The seasons of the year come with their own sensations and symbols; transition from one to the other is filled with anxiety. Summer arrives with heat, sultriness, listlessness, and the scorching sun. The individual becomes a tense nerve catching the signs of the surroundings and keeping them like clues:

All those caught in the interrogating light
shake summer out of their pockets.

The highway grows like a stalactite,
sneaking up on unsuspecting towns.

(“Evidence”)

The suburbs recurring in the first book are replaced by other spaces—the seaside, a summer garden—in Archeologija. Here the subjects find shelter from summer sultriness and try to rediscover relationships between people, yet the foreboding of menace lingers on.

One could momentarily think it’s the tropics,
this whole place getting ready for a flood.

(“Yalta”)
    
In the second part summer heat is replaced by the signs of autumn, and then winter comes with the third part of the collection.  It arrives promptly and unexpectedly. Winter is sly: under a mask of fake merriment it leads the individual astray in the snow and permeates ordinary life and objects. The theme of winter, particularly in the second part of the book, resembles the work of the Swedish poet Tomas Tranströmer, both in the rhythm of the poems and the change of the seasons, and in the depiction of winter anxiety (Cibulskas’s poetry creates intertextuality with Tranströmer’s work, and the first poem of the collection Nutrinami is a good example of this).

Anxiety and the atmosphere of vague premonitions are conveyed to the reader through other poetic themes. The motifs of loss in Archeologija are often associated with women who in Cibulskas’s poetry are distant and mysterious, unrestrained and independent, and sometimes emerge with water, such as a river or the sea.  In the poem “From the Autobiography of July 2015” a woman dashes toward the sea and disappears among holiday-makers.

The poet’s philological education makes its presence felt in Archeologija.  He enjoys words and chooses ever different and unexpected combinations of adjectives and nouns for each poem and its mood.
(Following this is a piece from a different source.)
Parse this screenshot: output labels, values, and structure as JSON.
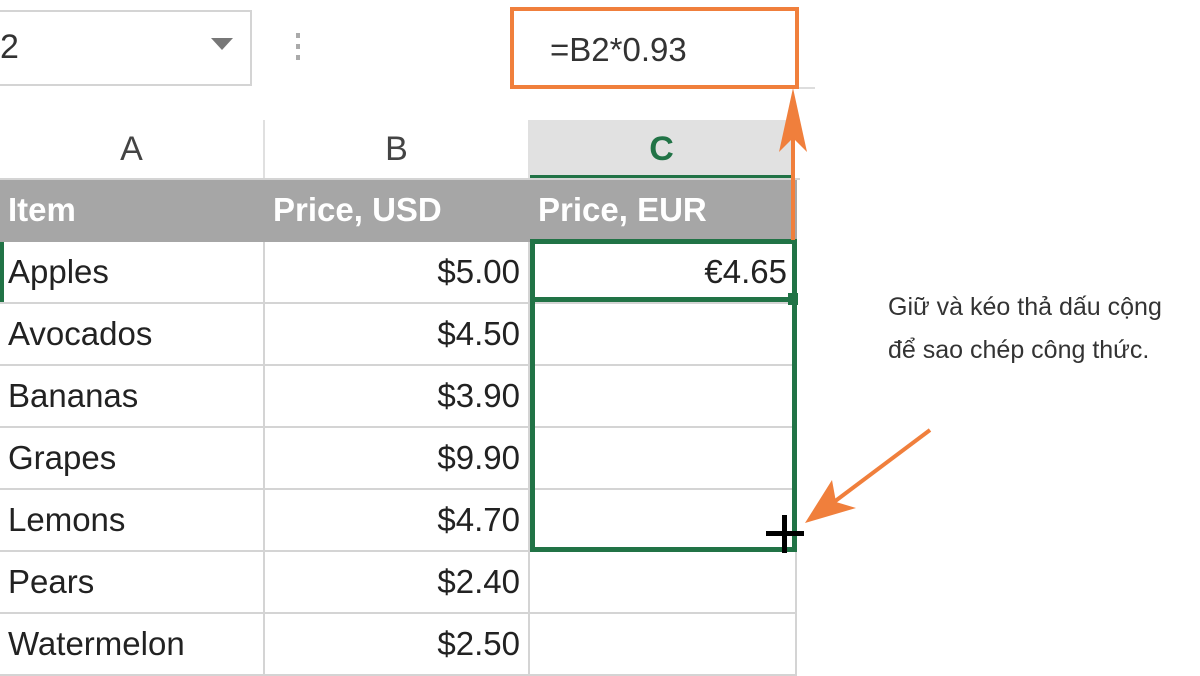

She who rises slowly now walks slowly
back to the cool parlor soaked in drops of light.

(“Indianas”)

Cibulskas provokes readers by combining incompatible words, by trying to make them leave the zone of comfortable reading and to surprise them.  He wants to convey a feeling—a fossil of a memento pulled out of memory—in as interesting and precise way as possible.
Cibulskas’s poetry is meant for persistent readers. The patient poet who gives much thought to each line demands an equally patient reader who is understanding and finds pleasure in words, their sound, and their place in a poem. He is an interesting representative of the young generation of poets. By analyzing anxiety and anticipation, by measuring and matching words, Cibulskas is in full control of his poem. He writes the poem in the way he wants it to be, and not in the way it comes out.